The case of Baby Hamdi too would be a test case if contested by the parents with the doctors. It is doubtful whether the parents could maintain their case without some social movement.

It is imperative for organisations of patients’ rights to urge the government to come up with clear legislation to deal with such unfortunate situations. This will further strengthen the Sri Lankan legal system.

On the political front the main gossip centres around the next presidential election and that it would be possible either in July or August next year. It is obvious that the incumbent President may contest, taking an independent view of the current situation.
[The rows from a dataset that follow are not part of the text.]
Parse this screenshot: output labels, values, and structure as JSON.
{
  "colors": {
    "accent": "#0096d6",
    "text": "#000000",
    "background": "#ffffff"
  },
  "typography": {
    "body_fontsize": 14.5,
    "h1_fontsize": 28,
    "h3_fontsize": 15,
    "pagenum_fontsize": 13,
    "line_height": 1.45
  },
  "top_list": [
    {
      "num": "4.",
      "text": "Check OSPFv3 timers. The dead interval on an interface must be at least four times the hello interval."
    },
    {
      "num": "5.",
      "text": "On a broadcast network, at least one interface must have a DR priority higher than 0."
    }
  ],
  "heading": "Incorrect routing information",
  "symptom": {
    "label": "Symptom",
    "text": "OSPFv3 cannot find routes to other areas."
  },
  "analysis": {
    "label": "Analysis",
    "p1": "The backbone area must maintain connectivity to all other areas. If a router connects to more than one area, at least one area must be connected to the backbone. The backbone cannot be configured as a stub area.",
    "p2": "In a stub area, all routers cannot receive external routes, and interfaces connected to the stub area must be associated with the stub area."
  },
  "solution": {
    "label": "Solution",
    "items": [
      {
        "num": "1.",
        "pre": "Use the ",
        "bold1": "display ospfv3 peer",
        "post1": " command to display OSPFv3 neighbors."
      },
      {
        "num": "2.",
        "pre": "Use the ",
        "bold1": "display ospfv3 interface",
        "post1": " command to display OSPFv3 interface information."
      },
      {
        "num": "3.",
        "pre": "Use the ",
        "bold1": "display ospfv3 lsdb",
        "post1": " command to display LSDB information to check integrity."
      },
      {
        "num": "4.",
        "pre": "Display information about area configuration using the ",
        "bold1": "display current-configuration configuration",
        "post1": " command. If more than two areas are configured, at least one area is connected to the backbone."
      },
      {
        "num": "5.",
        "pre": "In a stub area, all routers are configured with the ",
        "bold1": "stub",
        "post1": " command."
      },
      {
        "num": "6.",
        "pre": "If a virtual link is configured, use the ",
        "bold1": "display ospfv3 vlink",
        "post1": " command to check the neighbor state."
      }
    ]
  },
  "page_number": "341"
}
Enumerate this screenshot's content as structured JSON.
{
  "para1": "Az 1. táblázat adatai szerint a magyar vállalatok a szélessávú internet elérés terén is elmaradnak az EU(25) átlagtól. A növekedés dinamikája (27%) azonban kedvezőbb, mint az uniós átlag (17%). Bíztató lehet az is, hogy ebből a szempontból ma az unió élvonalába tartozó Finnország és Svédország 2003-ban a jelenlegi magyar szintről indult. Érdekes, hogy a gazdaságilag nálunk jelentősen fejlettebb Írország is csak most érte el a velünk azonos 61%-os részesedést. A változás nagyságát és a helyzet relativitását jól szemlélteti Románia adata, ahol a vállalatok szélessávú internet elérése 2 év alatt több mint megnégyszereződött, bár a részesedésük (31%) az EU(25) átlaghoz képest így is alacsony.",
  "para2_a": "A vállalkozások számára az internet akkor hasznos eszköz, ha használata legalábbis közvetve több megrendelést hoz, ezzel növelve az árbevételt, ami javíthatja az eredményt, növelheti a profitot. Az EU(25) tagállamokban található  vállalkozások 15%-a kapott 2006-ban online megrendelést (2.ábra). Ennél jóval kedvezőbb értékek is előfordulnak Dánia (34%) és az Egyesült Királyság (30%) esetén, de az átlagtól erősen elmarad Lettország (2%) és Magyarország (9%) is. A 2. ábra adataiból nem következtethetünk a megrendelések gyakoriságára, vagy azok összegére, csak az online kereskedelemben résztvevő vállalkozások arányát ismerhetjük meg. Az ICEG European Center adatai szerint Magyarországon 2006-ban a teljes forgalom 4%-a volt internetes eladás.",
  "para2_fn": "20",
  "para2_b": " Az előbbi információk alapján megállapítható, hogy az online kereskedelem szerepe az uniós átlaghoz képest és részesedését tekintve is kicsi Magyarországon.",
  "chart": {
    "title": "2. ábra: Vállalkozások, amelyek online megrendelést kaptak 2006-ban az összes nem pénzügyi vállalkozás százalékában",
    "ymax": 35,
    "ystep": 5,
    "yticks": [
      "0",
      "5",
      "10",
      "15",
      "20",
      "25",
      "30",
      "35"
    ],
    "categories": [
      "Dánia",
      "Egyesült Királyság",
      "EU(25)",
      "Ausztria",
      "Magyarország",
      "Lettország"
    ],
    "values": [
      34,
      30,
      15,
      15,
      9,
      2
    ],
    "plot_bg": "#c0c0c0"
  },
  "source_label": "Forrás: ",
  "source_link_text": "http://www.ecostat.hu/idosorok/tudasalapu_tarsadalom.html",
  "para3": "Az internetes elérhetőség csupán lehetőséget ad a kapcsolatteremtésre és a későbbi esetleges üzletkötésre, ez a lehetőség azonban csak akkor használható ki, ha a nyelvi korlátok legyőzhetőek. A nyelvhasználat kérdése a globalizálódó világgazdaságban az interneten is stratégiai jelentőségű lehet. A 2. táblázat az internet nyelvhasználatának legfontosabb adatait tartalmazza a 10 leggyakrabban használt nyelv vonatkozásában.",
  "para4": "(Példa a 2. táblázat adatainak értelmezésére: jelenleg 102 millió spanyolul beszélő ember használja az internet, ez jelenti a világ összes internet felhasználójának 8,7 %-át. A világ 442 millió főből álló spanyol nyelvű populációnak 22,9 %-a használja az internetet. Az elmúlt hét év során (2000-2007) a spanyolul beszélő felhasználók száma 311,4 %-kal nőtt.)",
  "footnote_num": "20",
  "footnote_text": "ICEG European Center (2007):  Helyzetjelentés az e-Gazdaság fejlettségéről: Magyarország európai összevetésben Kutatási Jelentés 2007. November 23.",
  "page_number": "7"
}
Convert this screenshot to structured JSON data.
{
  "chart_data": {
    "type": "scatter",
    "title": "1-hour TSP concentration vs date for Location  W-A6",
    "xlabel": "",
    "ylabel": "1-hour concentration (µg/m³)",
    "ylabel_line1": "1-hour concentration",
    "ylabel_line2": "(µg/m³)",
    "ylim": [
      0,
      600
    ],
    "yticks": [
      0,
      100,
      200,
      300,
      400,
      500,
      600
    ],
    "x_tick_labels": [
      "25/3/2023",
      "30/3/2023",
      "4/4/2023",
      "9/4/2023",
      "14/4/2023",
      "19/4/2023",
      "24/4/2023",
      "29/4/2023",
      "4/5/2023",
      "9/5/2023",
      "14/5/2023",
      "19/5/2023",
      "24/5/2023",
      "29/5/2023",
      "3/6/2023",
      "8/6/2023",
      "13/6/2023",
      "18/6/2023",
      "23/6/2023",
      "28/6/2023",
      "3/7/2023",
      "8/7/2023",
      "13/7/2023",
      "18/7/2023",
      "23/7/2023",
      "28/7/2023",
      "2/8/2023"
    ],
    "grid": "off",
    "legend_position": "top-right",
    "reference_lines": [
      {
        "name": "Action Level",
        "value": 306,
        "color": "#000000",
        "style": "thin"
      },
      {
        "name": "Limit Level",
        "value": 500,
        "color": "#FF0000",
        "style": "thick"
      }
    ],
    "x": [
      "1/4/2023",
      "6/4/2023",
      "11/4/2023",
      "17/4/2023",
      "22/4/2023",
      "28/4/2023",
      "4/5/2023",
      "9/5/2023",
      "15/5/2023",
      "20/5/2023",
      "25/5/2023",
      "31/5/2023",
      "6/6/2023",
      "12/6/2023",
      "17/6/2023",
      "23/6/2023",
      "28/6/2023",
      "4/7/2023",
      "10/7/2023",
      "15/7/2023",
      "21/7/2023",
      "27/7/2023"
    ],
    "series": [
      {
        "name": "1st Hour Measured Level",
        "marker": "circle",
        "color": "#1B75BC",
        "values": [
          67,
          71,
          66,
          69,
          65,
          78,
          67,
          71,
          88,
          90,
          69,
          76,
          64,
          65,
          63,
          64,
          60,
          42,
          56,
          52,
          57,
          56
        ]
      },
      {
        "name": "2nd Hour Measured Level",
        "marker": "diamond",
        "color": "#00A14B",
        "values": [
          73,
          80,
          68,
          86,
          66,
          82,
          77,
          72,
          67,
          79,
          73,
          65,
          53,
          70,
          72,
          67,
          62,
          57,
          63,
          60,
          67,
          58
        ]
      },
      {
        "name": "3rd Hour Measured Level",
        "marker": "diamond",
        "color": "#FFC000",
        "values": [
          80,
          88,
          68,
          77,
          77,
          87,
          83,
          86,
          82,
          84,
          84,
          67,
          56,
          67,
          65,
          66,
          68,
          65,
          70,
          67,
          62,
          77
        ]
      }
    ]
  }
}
He may not be the UNP candidate as expected but may be a common candidate of a broader alliance. The President may also bring in legislation for the full implementation of the 13th amendment but sans police powers, which will be to the chagrin of Tamil political parties. They meanwhile, are not ready to budge from their declared position of a federal state and meaningful devolution. This is if the government is willing to resolve the ethnic question once and for all.

It is now very clear that President Wickremesinghe is no longer the liberal democrat that he pretended to be when he was Prime Minister and the Leader of the Opposition. He sheds all that to show off a contrived character more aligned with the SLPP’s thinking to grab a slice of their vote bank if any at the next Presidential election scheduled for next year.